WE RESERVE THE RIGHT by Rabbi Baruch Cohon

WE RESERVE THE RIGHT
          Remember the sign that once appeared in stores, restaurants, bakeries,
etc…the one that read “We Reserve the Right to Refuse Service to
Anyone”?  Maybe that became illegal before you were born.  But maybe
it’s worth analyzing.  What that sign meant depended largely on the
boss’s attitudes.
          Someone who showed contempt for the merchandise, or suspicions about
the dealer, could very well get ignored if it came to trying on any
clothing.
          If a customer — at a bar, for example — had one too many and started a
fight?  Out you go, fella.  Many bar owners exercise that right today.
At least they should.
          But also, if a white customer insisted on pushing himself ahead of a
black customer, the boss or an employee had to enforce a standard:
equality, or discrimination.  And discrimination could go either way —
depending whether the store was in Harlem or Atlanta.
          And what about baking wedding cakes?  Did the baker need to inquire
about the identity of the couple?  Or their sexual  preference?
          The recent Colorado case and its Supreme Court sequel might make us
wonder if it could happen back in the days of “We Reserve the Right…”
          An old gag about rights said that “when I walk down the street, I have
a right to swing my arms as much as I want to, but my right to swing
my arms ends where your nose begins.”  The Colorado case brings that
to mind.  If Mr. Philips just bit his lip and baked the cake, no court
case — he just has a banged-up nose.  If he reserved the right and
refused service, the same-sex couple just has to buy a cake somewhere
else.  Which apparently is what they did.  But they made sure to put in a
complaint to the Colorado Civil Rights Commission, even though their
same-sex ceremony took place in Massachusetts.
          If anything, Justice Kennedy and his fellow judges — 7 out of the 9
anyway — ruled that equality before the law means that just as one
American has the right to live out a deviant life style, another
American has the right to live by his religious principles.  From the
Biblical point of view, of course, homosexuality is a capital offense.
Leviticus 20:13 commands: “If a man lies with a male as one lies
with a woman, both of them did an abhorrent thing; they must die.

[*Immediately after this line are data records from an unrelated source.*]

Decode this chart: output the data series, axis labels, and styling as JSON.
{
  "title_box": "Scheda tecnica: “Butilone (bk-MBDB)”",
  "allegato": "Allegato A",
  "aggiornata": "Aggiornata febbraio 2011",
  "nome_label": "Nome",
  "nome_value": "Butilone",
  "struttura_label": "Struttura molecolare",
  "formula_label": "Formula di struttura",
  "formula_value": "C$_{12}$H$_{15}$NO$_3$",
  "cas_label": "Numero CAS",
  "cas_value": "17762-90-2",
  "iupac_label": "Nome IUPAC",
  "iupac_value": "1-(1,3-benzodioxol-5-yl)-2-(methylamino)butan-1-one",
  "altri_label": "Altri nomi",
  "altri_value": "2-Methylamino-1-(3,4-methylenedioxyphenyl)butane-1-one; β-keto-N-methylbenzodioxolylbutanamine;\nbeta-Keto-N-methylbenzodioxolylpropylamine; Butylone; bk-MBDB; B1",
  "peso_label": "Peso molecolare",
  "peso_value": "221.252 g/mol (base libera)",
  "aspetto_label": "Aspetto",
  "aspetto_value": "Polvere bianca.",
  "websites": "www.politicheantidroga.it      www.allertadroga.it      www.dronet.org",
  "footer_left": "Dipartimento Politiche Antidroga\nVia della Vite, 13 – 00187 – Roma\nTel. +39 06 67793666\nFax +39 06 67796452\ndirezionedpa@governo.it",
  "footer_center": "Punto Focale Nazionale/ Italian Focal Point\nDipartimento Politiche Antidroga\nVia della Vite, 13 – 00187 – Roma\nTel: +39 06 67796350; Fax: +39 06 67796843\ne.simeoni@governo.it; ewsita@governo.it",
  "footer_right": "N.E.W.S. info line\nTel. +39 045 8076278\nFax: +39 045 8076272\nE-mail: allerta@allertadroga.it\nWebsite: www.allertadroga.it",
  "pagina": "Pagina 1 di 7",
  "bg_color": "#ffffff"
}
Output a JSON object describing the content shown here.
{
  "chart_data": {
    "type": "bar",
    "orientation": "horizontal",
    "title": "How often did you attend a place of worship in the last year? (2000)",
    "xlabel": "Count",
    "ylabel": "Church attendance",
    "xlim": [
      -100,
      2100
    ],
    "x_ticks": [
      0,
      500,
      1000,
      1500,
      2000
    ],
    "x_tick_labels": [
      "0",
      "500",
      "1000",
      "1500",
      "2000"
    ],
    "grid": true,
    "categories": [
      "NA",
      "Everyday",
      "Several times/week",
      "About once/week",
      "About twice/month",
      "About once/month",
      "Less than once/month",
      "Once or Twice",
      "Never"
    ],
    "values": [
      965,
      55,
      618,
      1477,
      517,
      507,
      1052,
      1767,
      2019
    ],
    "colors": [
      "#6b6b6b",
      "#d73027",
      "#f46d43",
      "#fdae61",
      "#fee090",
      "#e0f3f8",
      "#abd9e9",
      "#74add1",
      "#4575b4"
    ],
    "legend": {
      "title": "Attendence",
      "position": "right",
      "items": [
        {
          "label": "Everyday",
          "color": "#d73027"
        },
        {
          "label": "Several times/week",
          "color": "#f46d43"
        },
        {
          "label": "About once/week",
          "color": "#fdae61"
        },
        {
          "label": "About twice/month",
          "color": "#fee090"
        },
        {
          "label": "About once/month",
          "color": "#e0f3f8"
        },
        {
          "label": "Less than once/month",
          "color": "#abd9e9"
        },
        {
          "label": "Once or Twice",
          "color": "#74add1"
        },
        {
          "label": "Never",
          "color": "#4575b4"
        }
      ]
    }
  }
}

Their bloodguilt is on them.”
          Bear in mind, however, that in the Torah, no accounts of an execution
for this offense appear. In fact we have no record of any such executions
by a Jewish court.  Since, at least in historic times, this kind
of action took place in private, and since Biblical law requires two
eye witnesses who warn the offender in advance, it would be close to
impossible to convict anyone.
          So how does that condition affect the believing baker?  We can
conclude that any violation of sexual law may or may not take place
before the cake is baked.  And we can also recognize that the couple
ordering the cake is about to celebrate their sin.
          They are hiring the baker to help them.
         Anyone think we saw the last case like this?